No está claro por qué el síndrome de Antón provoca esas creencias erróneas pero inalterables. Parecidas creencias irrefutables se dan en pacientes que pierden la percepción de su lado izquierdo, y del lado izquierdo del espacio, pero sostienen que no es así, aun cuando se les pueda demostrar de manera convincente que viven en un hemiuniverso. Dichos síndromes —también llamados anosognosias— se dan sólo cuando el daño afecta al lado derecho del cerebro, que se ocupa de manera especial de la sensación de identidad corporal.

Dicha cuestión conoció un giro todavía más extraño en 1984, con la publicación de un artículo de Barbara E. Swartz y John C. M. Brust. Su paciente era un hombre inteligente que había perdido la visión en ambos ojos por culpa de lesiones en la retina. Normalmente reconocía que era ciego y se comportaba como si lo fuera. Pero también era alcohólico, y en dos ocasiones, en plena borrachera, creyó que había recuperado la vista. Swartz y Brust escribieron:

Durante esos episodios creía que veía; por ejemplo, comenzaba a caminar sin pedir ayuda, o se ponía a ver la televisión, y luego afirmaba que podía comentar el programa con sus amigos. (…) Era incapaz de leer la hilera 20/800 de la tabla optométrica, ni de detectar una línea luminosa ni movimientos de la mano delante del ojo izquierdo. Sin embargo, afirmaba que veía, y cuando le preguntaban ofrecía invenciones verosímiles: por ejemplo, describía la sala de reconocimiento o el aspecto de los dos médicos con los que había hablado. En muchos detalles sus descripciones eran erróneas, pero no quería reconocerlo. Sin embargo, admitía que veía cosas que no tenía delante. Por ejemplo, afirmaba que la sala de reconocimiento estaba llena de niños, todos vestidos de manera parecida, que entraban y salían de la habitación a través de las paredes. También describió un perro que se comía un hueso en un rincón, y a continuación afirmó que las paredes y el suelo de la habitación eran de color naranja. Reconoció que los niños, el perro y los colores de las paredes eran alucinaciones, pero insistió en que sus otras experiencias visuales eran reales.
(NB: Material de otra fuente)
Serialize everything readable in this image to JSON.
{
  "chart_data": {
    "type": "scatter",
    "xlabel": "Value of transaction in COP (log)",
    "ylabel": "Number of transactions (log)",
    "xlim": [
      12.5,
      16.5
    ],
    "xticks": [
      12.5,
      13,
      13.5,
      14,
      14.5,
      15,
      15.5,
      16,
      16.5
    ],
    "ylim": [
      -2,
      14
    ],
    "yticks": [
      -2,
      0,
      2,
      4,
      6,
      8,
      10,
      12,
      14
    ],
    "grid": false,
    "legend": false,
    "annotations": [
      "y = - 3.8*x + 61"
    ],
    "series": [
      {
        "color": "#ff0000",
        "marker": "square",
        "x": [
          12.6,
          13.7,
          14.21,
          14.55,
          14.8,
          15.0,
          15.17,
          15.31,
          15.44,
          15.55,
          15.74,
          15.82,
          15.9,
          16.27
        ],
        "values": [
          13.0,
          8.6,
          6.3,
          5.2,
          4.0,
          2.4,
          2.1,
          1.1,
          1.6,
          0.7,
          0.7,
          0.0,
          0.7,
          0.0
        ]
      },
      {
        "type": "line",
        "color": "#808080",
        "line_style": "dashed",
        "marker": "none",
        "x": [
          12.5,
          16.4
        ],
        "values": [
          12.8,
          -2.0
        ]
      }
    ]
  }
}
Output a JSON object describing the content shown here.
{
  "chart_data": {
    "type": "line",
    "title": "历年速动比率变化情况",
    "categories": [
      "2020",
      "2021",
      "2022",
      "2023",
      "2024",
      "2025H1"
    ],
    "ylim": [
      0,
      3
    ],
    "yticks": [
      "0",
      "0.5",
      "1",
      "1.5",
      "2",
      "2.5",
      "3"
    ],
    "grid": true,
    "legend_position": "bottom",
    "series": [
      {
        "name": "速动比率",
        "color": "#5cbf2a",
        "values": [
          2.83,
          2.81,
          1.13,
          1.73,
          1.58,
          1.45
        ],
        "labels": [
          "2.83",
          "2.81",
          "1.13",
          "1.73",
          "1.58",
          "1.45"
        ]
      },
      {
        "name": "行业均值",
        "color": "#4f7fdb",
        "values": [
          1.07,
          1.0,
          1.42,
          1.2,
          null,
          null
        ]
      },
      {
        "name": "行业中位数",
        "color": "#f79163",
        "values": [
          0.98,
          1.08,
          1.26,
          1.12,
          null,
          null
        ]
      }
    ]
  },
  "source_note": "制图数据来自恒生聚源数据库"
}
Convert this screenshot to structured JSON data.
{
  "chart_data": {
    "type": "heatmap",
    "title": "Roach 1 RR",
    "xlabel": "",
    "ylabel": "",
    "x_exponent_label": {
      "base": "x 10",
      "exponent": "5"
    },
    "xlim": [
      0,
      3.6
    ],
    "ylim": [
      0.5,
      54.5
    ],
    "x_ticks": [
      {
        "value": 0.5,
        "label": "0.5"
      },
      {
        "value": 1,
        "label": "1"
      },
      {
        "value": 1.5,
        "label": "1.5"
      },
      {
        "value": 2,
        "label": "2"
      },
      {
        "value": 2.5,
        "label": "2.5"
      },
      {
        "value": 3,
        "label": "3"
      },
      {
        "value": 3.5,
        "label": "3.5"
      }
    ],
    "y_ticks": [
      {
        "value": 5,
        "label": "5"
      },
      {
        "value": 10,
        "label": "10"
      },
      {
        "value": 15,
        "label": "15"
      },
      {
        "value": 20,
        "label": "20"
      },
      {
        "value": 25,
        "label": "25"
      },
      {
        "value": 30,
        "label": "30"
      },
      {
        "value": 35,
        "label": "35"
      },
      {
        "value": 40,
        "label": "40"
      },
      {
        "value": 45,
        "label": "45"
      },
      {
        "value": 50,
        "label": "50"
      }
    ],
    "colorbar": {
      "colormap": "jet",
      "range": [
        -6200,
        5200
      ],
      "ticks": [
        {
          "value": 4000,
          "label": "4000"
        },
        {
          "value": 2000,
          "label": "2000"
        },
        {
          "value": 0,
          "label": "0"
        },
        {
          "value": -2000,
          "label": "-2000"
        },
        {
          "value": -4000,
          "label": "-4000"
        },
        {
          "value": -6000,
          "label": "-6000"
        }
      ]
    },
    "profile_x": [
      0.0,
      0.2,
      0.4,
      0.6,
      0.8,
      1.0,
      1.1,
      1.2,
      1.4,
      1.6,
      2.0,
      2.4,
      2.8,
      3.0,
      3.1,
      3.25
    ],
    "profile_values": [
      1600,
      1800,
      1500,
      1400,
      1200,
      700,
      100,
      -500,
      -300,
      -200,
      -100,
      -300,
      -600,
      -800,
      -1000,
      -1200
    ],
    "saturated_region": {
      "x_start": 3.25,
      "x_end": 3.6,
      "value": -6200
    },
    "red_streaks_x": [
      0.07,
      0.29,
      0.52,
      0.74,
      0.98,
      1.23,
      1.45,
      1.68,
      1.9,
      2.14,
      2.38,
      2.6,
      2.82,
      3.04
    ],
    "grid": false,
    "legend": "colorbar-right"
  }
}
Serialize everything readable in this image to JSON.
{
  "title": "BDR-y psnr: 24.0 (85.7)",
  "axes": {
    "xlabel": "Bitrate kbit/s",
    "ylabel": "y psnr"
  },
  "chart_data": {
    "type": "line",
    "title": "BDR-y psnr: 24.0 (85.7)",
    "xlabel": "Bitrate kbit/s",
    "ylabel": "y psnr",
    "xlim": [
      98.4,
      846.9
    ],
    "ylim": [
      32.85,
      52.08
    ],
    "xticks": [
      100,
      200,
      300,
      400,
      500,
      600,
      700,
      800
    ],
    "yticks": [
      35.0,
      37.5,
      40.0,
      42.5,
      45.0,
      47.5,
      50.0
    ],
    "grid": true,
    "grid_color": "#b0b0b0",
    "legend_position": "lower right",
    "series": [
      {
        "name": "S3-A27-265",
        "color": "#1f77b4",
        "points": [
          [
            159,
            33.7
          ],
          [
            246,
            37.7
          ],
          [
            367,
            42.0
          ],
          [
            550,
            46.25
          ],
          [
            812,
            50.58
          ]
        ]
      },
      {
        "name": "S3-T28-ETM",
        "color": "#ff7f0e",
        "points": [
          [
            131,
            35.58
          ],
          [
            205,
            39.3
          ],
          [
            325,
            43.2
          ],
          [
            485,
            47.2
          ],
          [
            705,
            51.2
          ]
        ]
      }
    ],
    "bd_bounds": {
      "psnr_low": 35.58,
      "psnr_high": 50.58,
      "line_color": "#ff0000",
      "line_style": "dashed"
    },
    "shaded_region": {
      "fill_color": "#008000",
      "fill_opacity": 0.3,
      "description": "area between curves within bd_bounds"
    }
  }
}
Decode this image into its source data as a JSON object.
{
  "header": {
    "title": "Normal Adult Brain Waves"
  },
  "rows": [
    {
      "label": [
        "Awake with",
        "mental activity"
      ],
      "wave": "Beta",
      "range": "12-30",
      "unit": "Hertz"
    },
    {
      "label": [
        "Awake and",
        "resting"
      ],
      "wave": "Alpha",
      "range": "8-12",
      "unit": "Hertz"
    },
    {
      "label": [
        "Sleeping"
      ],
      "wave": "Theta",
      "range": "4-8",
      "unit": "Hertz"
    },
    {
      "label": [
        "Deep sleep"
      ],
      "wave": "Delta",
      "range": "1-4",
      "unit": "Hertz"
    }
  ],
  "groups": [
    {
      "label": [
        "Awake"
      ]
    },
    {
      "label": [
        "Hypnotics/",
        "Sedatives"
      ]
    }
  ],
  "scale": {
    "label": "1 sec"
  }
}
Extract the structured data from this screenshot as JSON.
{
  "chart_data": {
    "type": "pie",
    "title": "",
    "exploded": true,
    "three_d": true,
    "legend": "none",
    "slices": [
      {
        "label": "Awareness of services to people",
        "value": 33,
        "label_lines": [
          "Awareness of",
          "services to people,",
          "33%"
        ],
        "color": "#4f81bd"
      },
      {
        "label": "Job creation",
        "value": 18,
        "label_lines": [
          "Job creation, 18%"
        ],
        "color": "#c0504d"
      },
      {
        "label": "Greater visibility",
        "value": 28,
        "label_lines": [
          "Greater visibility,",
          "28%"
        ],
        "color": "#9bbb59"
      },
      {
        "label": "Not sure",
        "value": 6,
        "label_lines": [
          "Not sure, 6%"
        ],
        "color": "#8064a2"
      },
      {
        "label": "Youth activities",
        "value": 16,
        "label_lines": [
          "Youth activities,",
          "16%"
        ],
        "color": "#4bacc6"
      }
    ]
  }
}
Regresando a Gordon H., yo aventuraría la hipótesis de que el daño en el lóbulo occipital derecho ha producido un síndrome de Anton unilateral (aunque no sé si ese síndrome se ha descrito jamás). Sus alucinaciones (contrariamente a las de los pacientes de Lance) están inspiradas y conformadas por lo que percibe en la parte intacta de su campo visual, y se mezclan de manera perfecta con su percepción intacta del lado derecho.

El señor H. sólo tiene que volver la cabeza para descubrir que ha sido engañado, pero eso no disminuye su convicción de que puede ver igualmente en ambos lados. Si se le insiste, tal vez acepte el término «alucinación», pero si lo acepta debe de ser considerando que, para él, la alucinación es verídica, que está teniendo una alucinación de la realidad.